Bret: I don't think of an enemy as a person. I think of it as a situation. Anytime where I feel myself having to fight in life. A good example would be; you're doing an interview and you just know the guy asking questions hates you – you know he's gonna destroy you – but you have to sit there and sweat it out. It's a fight. No matter how hard you try – and you give the most earnest, honest answers you can – you're still talking to this guy who's not interviewing; he's sharpening a knife.
Rob: For me, it be my self. When I'm in healthy mode, then I don't have any enemies. But when I'm in a darker place, I seem to be my own worst enemy. Whenever you're going through personal stuff, you tend to attract darkness around you, and you almost take things out on other people. So when I'm not in a healthy spot, I feel like I create my own enemies. Hope that doesn't sound too weird….
Keanu: Oh man… I don't even know. I'm hard pressed to find an example. When I think of an enemy, I think of chess or something - I've never really had an enemy or an arch-rival. And I certainly don't think of someone else going up for a film part as an enemy. I don't even think of someone in this business being two-faced to me as an enemy.
But people in this business can be pretty damn cold….
Rob: Yeah, but you know that going in, don't you? You can go in as an artist, but….
Bret: But can't ya earn anything from all those Behind the Music episodes? Hell, I have! I take notes! It's a hard life, man, a really hard life.
And where's it's all going? The Matrix, of course! The machines have already assumed control, assumed control, assumed control….
Keanu: Yeah, but you have a choice. A choice regarding your involvement in that process.
Rob: I tell ya, I looked out my hotel window in Tokyo, and I was thinking, "I'm in The Matrix now!" I looked out and couldn't see a fucking tree for miles.
Bret: All those big Japanese cities we were in – we traveled to every major city, and they weren't designed for aesthetics; they were designed for productivity. You don't see a tree or park or statues on the street – none of that. You see that, "oh, this is here for this reason, and that's over there for that reason" – as much as they can fit in, and it all has a purpose.
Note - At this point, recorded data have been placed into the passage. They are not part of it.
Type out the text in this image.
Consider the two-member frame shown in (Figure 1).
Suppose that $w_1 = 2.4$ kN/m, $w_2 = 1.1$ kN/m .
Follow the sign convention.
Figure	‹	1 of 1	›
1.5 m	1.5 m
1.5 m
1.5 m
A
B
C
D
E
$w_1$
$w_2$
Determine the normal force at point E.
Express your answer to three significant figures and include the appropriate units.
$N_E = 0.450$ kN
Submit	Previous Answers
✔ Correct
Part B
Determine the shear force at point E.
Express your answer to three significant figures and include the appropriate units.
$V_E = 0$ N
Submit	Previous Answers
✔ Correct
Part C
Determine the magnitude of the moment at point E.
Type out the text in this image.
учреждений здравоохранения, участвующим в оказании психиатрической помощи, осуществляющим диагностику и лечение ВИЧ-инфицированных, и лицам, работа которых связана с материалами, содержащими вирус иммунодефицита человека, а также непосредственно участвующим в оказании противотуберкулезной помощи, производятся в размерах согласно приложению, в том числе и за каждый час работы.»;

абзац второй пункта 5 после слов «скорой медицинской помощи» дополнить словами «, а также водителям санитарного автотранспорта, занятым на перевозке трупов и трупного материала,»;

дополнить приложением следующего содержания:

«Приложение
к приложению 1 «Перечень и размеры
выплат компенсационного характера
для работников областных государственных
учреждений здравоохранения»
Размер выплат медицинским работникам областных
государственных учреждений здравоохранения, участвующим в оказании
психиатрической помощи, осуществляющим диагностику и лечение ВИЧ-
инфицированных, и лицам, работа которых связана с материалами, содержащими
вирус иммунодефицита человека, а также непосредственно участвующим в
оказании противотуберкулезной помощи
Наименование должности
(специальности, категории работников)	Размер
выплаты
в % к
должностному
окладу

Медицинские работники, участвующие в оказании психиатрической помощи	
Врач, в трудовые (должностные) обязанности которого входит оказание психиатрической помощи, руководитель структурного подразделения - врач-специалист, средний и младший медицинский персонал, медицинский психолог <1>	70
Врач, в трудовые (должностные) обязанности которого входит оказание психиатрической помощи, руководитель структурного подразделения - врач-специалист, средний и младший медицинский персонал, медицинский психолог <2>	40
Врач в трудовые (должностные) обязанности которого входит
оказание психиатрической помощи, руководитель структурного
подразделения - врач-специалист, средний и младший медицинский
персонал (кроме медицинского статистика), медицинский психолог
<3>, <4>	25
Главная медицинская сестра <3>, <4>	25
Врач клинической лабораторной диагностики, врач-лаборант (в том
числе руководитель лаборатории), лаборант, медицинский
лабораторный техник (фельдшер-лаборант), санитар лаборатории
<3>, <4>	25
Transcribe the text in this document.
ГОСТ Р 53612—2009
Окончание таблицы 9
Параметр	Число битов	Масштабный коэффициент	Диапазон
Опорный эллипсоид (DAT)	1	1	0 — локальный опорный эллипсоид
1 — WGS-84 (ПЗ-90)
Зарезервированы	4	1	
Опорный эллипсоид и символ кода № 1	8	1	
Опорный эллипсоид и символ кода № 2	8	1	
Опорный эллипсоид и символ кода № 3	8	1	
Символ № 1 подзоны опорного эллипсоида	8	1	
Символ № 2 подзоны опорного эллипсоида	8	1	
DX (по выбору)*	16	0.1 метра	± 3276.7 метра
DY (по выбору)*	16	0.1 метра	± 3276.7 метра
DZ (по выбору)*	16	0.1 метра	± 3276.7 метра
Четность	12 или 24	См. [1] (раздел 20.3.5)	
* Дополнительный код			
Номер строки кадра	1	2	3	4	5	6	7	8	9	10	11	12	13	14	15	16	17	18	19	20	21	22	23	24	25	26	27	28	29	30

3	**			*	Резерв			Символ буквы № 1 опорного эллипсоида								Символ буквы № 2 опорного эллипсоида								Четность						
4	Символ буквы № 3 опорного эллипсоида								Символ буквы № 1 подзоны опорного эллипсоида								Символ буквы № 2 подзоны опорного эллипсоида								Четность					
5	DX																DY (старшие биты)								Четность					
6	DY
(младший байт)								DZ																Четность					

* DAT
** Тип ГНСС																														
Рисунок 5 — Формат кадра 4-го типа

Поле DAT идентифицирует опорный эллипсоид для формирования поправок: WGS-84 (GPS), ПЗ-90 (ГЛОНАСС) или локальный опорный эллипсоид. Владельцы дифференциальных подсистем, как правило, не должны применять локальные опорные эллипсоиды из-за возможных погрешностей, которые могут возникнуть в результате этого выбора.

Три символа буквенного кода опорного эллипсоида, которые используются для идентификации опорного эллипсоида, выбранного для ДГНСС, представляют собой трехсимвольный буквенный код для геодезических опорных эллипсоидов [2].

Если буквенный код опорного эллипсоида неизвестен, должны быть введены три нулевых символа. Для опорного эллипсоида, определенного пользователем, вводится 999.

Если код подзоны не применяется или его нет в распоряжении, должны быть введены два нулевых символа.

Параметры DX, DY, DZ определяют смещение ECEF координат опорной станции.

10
There's no art – it's all about commerce.
Which is why the most important subliminal message of The Matrix was a reclamation of human spirituality.
Keanu: And that was one of its main ambitions. It was an honor to be a part of that – the Wachowskis' vision was just fantastic. And from what I've seen of the second Matrix, it's much more dense, has even more ideas like that in it.
One final query to Bret: Why haven't you called in a couple of favors from your high-placed acting pals here to land a few roles for yourself? Has the stage bug bitten you yet?
Rob: He's real good at faking orgasms!
I don't wanna know the details of how you discovered this….
Bret: And I sleep with one eye open, lemme tell ya! But acting? Lately, I've thought about it. And like Keanu spoke of earlier, there's definitely a "lose yourself" aspect to it that appeals to me. It's something I think I could do – I'm pretty emotionally in touch with myself, or in touch with just emotions in general. That's why I love to write. That's the most that I get out of music – the ability to dissect an emotion, explore it, then send that back out to somebody and see how they feel. But part of me is a little apprehensive about acting – I'm not sure I would wanna lose myself that much. I'm afraid I might get too far away from Bret at some point. But I have auditioned for a couple of small little parts here and there….
And the response?
Bret: They're basically like, "Thank you! Next!"